I think this is rooted in Julia's scoping rules.
In the global scope version, the function name f
is global, and it just happens to use a local variable f
. The full rules are in the link and worth a read, but rest assured, assigning a local variable in a particular local scope does not affect anything in the global scope or in the other isolated local scopes.
In the let block version, everything is nested in one local scope. The function name f
and the function variable f
are both local. When you assign to a local variable that already exists in the current or enclosing local scopes, the existing variable is used. Just defining f(x)
didn't run f, b = p
immediately, but upon calling f(1)
, it ran and reassigned the local f
.
Before reviewing the scoping rules, I myself didn't expect reassigning a function name to be possible, let alone by its own call. I suppose the implicit const
of method definitions only applies to global scope. Local function names are no different from any other local variables, which are routinely reassigned in nested local scopes like for-loops, comprehensions, and function bodies.
As you've demonstrated, changing the variable name gets around this local reuse, but you could also explicitly create a new local variable in a nested local scope, separate from any that may exist in enclosing local scopes:
function f(x)
local f
f, b = p
x*f + b
end
P.S. An attempt at explaining the scope rules in an order that's easier to follow than the docs, though still intimidatingly long.
A global scope contains global variables and exists at the level of a file or in a module
block. A global scope can enclose multiple isolated local scopes, which are created by any other block except if
and begin
. Any local scope contains its local variables and can enclose other local scopes.
If scope A encloses scope B, A is an enclosing/outer scope relative to B as the nested/inner scope. If scope B encloses a scope C, scope A also encloses scope C.
If a nested scope does not assign a variable of a particular name, it can use an existing variable of the same name from any enclosing scope.
If a nested scope assigns a variable, and no enclosing scope has a variable with the same name, then a new variable is created for that nested scope.
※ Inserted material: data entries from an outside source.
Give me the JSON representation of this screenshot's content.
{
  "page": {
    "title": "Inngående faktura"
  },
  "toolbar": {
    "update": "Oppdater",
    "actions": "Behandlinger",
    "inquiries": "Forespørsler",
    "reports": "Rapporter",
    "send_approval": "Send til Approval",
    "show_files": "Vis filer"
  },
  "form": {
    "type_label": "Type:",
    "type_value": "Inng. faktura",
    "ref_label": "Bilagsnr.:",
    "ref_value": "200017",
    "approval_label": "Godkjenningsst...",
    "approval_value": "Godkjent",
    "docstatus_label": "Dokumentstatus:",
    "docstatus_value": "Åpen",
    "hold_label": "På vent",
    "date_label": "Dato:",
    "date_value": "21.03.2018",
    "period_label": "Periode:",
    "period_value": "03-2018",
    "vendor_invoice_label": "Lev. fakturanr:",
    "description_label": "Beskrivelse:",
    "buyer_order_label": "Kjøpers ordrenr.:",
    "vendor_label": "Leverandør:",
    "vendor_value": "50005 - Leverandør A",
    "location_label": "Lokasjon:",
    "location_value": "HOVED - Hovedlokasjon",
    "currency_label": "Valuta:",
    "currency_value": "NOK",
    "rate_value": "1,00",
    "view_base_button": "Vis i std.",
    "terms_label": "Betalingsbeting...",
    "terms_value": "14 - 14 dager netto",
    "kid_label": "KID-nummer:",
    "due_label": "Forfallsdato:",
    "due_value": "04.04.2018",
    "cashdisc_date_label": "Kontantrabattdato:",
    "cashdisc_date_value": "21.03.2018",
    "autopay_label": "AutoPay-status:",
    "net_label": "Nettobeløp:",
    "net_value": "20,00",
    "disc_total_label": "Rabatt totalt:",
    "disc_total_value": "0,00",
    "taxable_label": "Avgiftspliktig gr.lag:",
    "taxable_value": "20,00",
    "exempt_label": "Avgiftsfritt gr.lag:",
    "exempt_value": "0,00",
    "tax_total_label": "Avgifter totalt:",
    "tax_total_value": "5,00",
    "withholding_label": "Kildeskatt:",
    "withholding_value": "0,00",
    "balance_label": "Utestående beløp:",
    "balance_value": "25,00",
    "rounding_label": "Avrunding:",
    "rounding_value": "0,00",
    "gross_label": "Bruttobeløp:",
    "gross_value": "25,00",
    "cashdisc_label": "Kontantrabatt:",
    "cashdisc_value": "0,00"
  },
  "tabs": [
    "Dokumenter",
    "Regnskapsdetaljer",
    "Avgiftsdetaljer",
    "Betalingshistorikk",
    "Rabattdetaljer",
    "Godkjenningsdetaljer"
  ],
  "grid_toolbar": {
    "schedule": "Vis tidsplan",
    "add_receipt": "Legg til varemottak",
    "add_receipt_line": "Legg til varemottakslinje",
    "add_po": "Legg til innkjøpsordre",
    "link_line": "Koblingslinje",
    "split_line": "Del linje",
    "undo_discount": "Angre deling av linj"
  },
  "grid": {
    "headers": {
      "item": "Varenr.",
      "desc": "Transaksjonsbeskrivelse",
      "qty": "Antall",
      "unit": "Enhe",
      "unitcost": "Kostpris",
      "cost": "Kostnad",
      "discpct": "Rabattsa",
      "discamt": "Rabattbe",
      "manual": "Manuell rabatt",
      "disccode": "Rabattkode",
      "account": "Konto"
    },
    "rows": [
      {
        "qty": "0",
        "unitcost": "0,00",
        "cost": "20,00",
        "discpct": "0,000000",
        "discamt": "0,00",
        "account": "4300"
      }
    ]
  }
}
If a nested scope assigns a variable, and an enclosing local scope has a preexisting variable with the same name, then that enclosing local scope's variable is reassigned, by default. Simple example is my_sum = 0; for i in 1:3 my_sum += i end
. To create a new variable for that nested scope, instead, use the local <name>
statement in the nested local scope .
If a nested scope assigns a variable, and only the global scope has a preexisting variable with the same name, then a new local variable is created, by default. This difference is because unlike a local scope, a global scope can be scattered across multiple include
d files. Nobody wants to pore over scattered files to prevent one file's code from accidentally reassigning another file's global variable. To reassign a global variable, instead, use the global <name>
statement in the nested local scope.
Be aware that each iteration of loops and comprehensions makes its own local scope with its own local variables, though they share enclosing scopes' variables. The docs give an example of anonymous functions capturing iteration-local variables: for j = 1:2 Fs[j] = ()->j end
; note that if the rule was different so j
is the same variable across iterations (like in Python), then all the anonymous functions return the same j
value, not very useful.
At one point for v1.0, they tried to make interactive and non-interactive scope rules consistent, but people complained because they missed pasting local scope code into the global scope of the REPL or notebook. So some blocks were designated "soft" local scopes, and in interactive contexts, soft scopes reassign global variables, by default. In non-interactive contexts (.jl files, eval()), soft scopes act like hard scopes but print warnings. The hard/soft stuff really complicates things, so try to understand the other rules before applying this angle.